A STIEFEL project KVA Linthgebiet Niederurnen case study
The waste incineration plant KVA Linthgebiet is situated in Switzerland. The plant disposes of a total of 120’000 tons of waste each year from 240‘000 inhabitants in the surrounding area. Due to the thermal recovery, it produces annually 84 GWhour of electrical energy and therefore saves 250’000 litres of fuel oil by providing energy to a district heating system.
Background and history of the KVA Linthgebiet
The local government of the Glarus region constructed the incinerator in Niederurnen between 1971 and 1973. In 1974, the authorities founded an Association for the waste disposal of the whole area.
From 1982 until 1984, the Association enlarged the plant capacity by a second combustion line. A Martin combustion system considerably increased the waste capacity. This line was equipped to recover energy from the waste material.
From 1996 to 2001, the Incinerator Plant was completely modernised with the latest technology. The system engineering and the computer control systems are still some of the most technically advanced in the world today.
Since 1982, Jakob Stiefel Technik AG has been the Engineering Partner for the KVA Linthgebiet Plant. All assembly and commissioning of equipment in various parts of the plant was performed by STIEFEL Technik. Due to the plant being continually optimised and upgraded with STIEFEL technology, it remains at the forefront and leading edge of incineration and flue gas treatment. Commencing in 1988, Line 1 of the Combustion System was completely changed and renewed with the STIEFEL grate. The success of this led to Line 2 being retrofitted 3 years later. In 2003 and in 2011, further modernisation of the plant took place which has resulted in Line 1 being equipped with an external grate drive system and Line 2 now using a new modular grate step with a replaceable surface plate.
The Reconstruction of Line 1
Toward the end of the nineties, the KVA Linthgebiet became the pioneer for the “Totally Water Cooled STIEFEL Combustion System”. The water cooling was extended to the grate, the feeder as well as all other parts in contact with heat which resulted in the elimination of the thermal wear factor. Each grate zone was equipped with its own independently controlled primary air fan. The combustion control system was integrated and optimised with the system for the entire plant allowing the best possible operational practices.
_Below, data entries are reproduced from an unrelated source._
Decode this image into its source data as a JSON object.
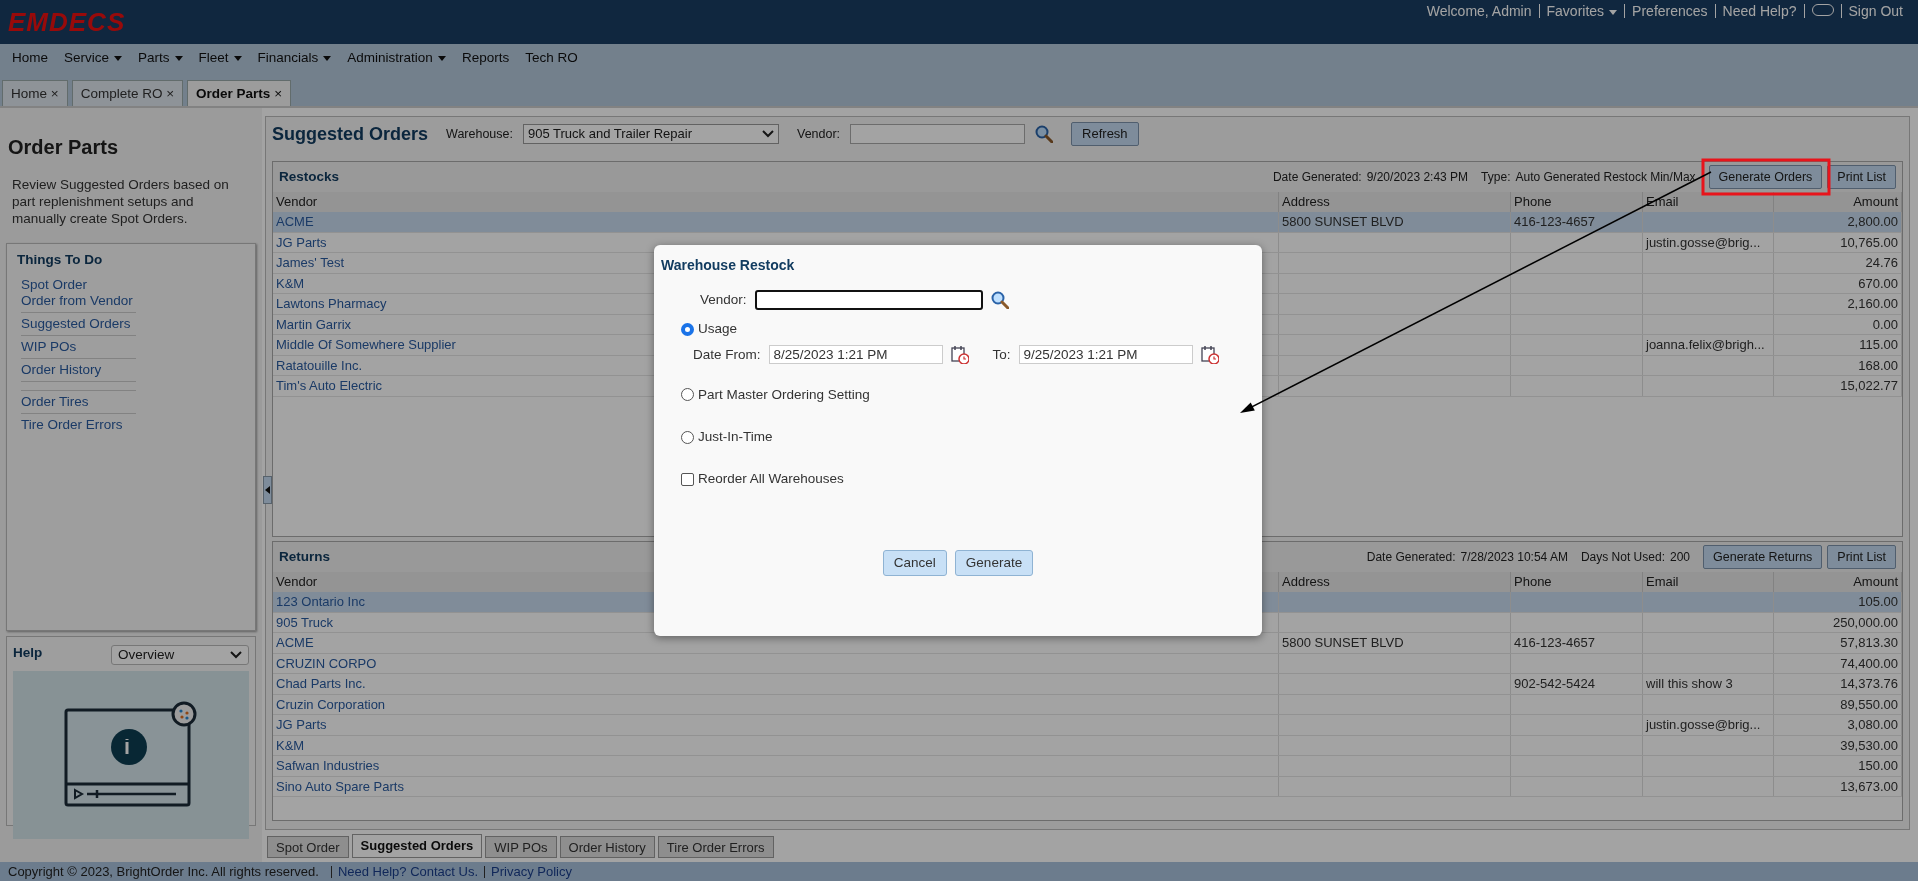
{
  "top_bar": {
    "logo": "EMDECS",
    "links": [
      {
        "label": "Welcome, Admin",
        "kind": "text"
      },
      {
        "label": "Favorites",
        "kind": "dropdown"
      },
      {
        "label": "Preferences",
        "kind": "link"
      },
      {
        "label": "Need Help?",
        "kind": "link"
      },
      {
        "kind": "toggle"
      },
      {
        "label": "Sign Out",
        "kind": "link"
      }
    ]
  },
  "menu": [
    {
      "label": "Home",
      "dropdown": false
    },
    {
      "label": "Service",
      "dropdown": true
    },
    {
      "label": "Parts",
      "dropdown": true
    },
    {
      "label": "Fleet",
      "dropdown": true
    },
    {
      "label": "Financials",
      "dropdown": true
    },
    {
      "label": "Administration",
      "dropdown": true
    },
    {
      "label": "Reports",
      "dropdown": false
    },
    {
      "label": "Tech RO",
      "dropdown": false
    }
  ],
  "tabs": [
    {
      "label": "Home",
      "close": "×",
      "selected": false
    },
    {
      "label": "Complete RO",
      "close": "×",
      "selected": false
    },
    {
      "label": "Order Parts",
      "close": "×",
      "selected": true
    }
  ],
  "sidebar": {
    "title": "Order Parts",
    "description": "Review Suggested Orders based on part replenishment setups and manually create Spot Orders.",
    "things_to_do": {
      "title": "Things To Do",
      "groups": [
        {
          "links": [
            "Spot Order",
            "Order from Vendor"
          ],
          "divider_above": false
        },
        {
          "links": [
            "Suggested Orders"
          ],
          "divider_above": false
        },
        {
          "links": [
            "WIP POs"
          ],
          "divider_above": false
        },
        {
          "links": [
            "Order History"
          ],
          "divider_above": false
        },
        {
          "links": [
            "Order Tires"
          ],
          "divider_above": true
        },
        {
          "links": [
            "Tire Order Errors"
          ],
          "divider_above": false
        }
      ]
    },
    "help": {
      "title": "Help",
      "select": "Overview"
    }
  },
  "header": {
    "title": "Suggested Orders",
    "warehouse_label": "Warehouse:",
    "warehouse": "905 Truck and Trailer Repair",
    "vendor_label": "Vendor:",
    "refresh": "Refresh"
  },
  "restocks": {
    "title": "Restocks",
    "date_label": "Date Generated:",
    "date": "9/20/2023 2:43 PM",
    "type_label": "Type:",
    "type": "Auto Generated Restock Min/Max",
    "buttons": [
      "Generate Orders",
      "Print List"
    ],
    "columns": [
      "Vendor",
      "Address",
      "Phone",
      "Email",
      "Amount"
    ],
    "rows": [
      {
        "selected": true,
        "cells": [
          "ACME",
          "5800 SUNSET BLVD",
          "416-123-4657",
          "",
          "2,800.00"
        ]
      },
      {
        "selected": false,
        "cells": [
          "JG Parts",
          "",
          "",
          "justin.gosse@brig...",
          "10,765.00"
        ]
      },
      {
        "selected": false,
        "cells": [
          "James' Test",
          "",
          "",
          "",
          "24.76"
        ]
      },
      {
        "selected": false,
        "cells": [
          "K&M",
          "",
          "",
          "",
          "670.00"
        ]
      },
      {
        "selected": false,
        "cells": [
          "Lawtons Pharmacy",
          "",
          "",
          "",
          "2,160.00"
        ]
      },
      {
        "selected": false,
        "cells": [
          "Martin Garrix",
          "",
          "",
          "",
          "0.00"
        ]
      },
      {
        "selected": false,
        "cells": [
          "Middle Of Somewhere Supplier",
          "",
          "",
          "joanna.felix@brigh...",
          "115.00"
        ]
      },
      {
        "selected": false,
        "cells": [
          "Ratatouille Inc.",
          "",
          "",
          "",
          "168.00"
        ]
      },
      {
        "selected": false,
        "cells": [
          "Tim's Auto Electric",
          "",
          "",
          "",
          "15,022.77"
        ]
      }
    ]
  },
  "returns": {
    "title": "Returns",
    "date_label": "Date Generated:",
    "date": "7/28/2023 10:54 AM",
    "days_label": "Days Not Used:",
    "days": "200",
    "buttons": [
      "Generate Returns",
      "Print List"
    ],
    "columns": [
      "Vendor",
      "Address",
      "Phone",
      "Email",
      "Amount"
    ],
    "rows": [
      {
        "selected": true,
        "cells": [
          "123 Ontario Inc",
          "",
          "",
          "",
          "105.00"
        ]
      },
      {
        "selected": false,
        "cells": [
          "905 Truck",
          "",
          "",
          "",
          "250,000.00"
        ]
      },
      {
        "selected": false,
        "cells": [
          "ACME",
          "5800 SUNSET BLVD",
          "416-123-4657",
          "",
          "57,813.30"
        ]
      },
      {
        "selected": false,
        "cells": [
          "CRUZIN CORPO",
          "",
          "",
          "",
          "74,400.00"
        ]
      },
      {
        "selected": false,
        "cells": [
          "Chad Parts Inc.",
          "",
          "902-542-5424",
          "will this show 3",
          "14,373.76"
        ]
      },
      {
        "selected": false,
        "cells": [
          "Cruzin Corporation",
          "",
          "",
          "",
          "89,550.00"
        ]
      },
      {
        "selected": false,
        "cells": [
          "JG Parts",
          "",
          "",
          "justin.gosse@brig...",
          "3,080.00"
        ]
      },
      {
        "selected": false,
        "cells": [
          "K&M",
          "",
          "",
          "",
          "39,530.00"
        ]
      },
      {
        "selected": false,
        "cells": [
          "Safwan Industries",
          "",
          "",
          "",
          "150.00"
        ]
      },
      {
        "selected": false,
        "cells": [
          "Sino Auto Spare Parts",
          "",
          "",
          "",
          "13,673.00"
        ]
      }
    ]
  },
  "bottom_tabs": [
    {
      "label": "Spot Order",
      "selected": false
    },
    {
      "label": "Suggested Orders",
      "selected": true
    },
    {
      "label": "WIP POs",
      "selected": false
    },
    {
      "label": "Order History",
      "selected": false
    },
    {
      "label": "Tire Order Errors",
      "selected": false
    }
  ],
  "footer": [
    {
      "label": "Copyright © 2023, BrightOrder Inc. All rights reserved.",
      "kind": "text"
    },
    {
      "label": "Need Help? Contact Us.",
      "kind": "link"
    },
    {
      "label": "Privacy Policy",
      "kind": "link"
    }
  ],
  "dialog": {
    "title": "Warehouse Restock",
    "vendor_label": "Vendor:",
    "options": [
      {
        "kind": "radio",
        "label": "Usage",
        "selected": true,
        "date_from_label": "Date From:",
        "date_from": "8/25/2023 1:21 PM",
        "to_label": "To:",
        "to": "9/25/2023 1:21 PM"
      },
      {
        "kind": "radio",
        "label": "Part Master Ordering Setting",
        "selected": false
      },
      {
        "kind": "radio",
        "label": "Just-In-Time",
        "selected": false
      },
      {
        "kind": "checkbox",
        "label": "Reorder All Warehouses",
        "checked": false
      }
    ],
    "buttons": [
      "Cancel",
      "Generate"
    ]
  }
}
In 2011, the forward motion grate was modernised with the next generation drive system. This newly developed system features an external drive which provides safe, quick and easy access for routine maintenance.
Retrofit of Line 2
The existing air cooled MARTIN combustion system was modified in 2001 to become water cooled. In the first phase, the feeder together with grate zones 1 and 2 were replaced with a water cooled system along with the combustion control system. The retrofit of zones 3 to 5 was made in 2004. Since 2008, grate steps of the latest generation have been used. These grate steps are unique as they allow for the replacement of just the worn surface plate. This modular replacement can be undertaken at any time with only the worn out surfaces having to be replaced.
The STIEFEL combustion control system optimises all the features and possibilities of the STIEFEL concept. The system makes full use of the advantages of a Water Cooled grate and other components which include an individual grate step drive and an individual control of primary air fans in all zones. Having such individuality, which is unique within the industry, enables stable and complete combustion resulting in lower flue gas emissions.
- The water cooling avoids any thermal wear resulting in a much longer life span of all components and a higher reliability of the combustion system.
- The air distribution is completely independent of the grate surface cooling. This enables an optimal positioning in the main combustion zone and results in an outstanding burnout.
- The combustion air is injected efficiently. Therefore, the flue gas volume is lower and the emissions are minimal.
- Due to individually controlled primary air fans, reliability is increased and the combustion process is precisely controlled.
- A uniform grate surface which is not subject to thermal wear enables a homogeneous primary air injection across the whole zone. Therefore caking is significantly reduced and the efficiency and life span of the boiler is increased.
- Using larger grate elements reduce the number of mechanical connections to adjacent elements which increases the reliability and reduces the maintenance effort.
- The individual drive of each grate step simplifies the mechanical operation and increases the reliability.
- The continuous moving of the grate steps avoids blockage.
- The external grate drive improves the accessibility and simplifies the maintenance.
- Specific wearing parts are easily replaced and reduce the maintenance times.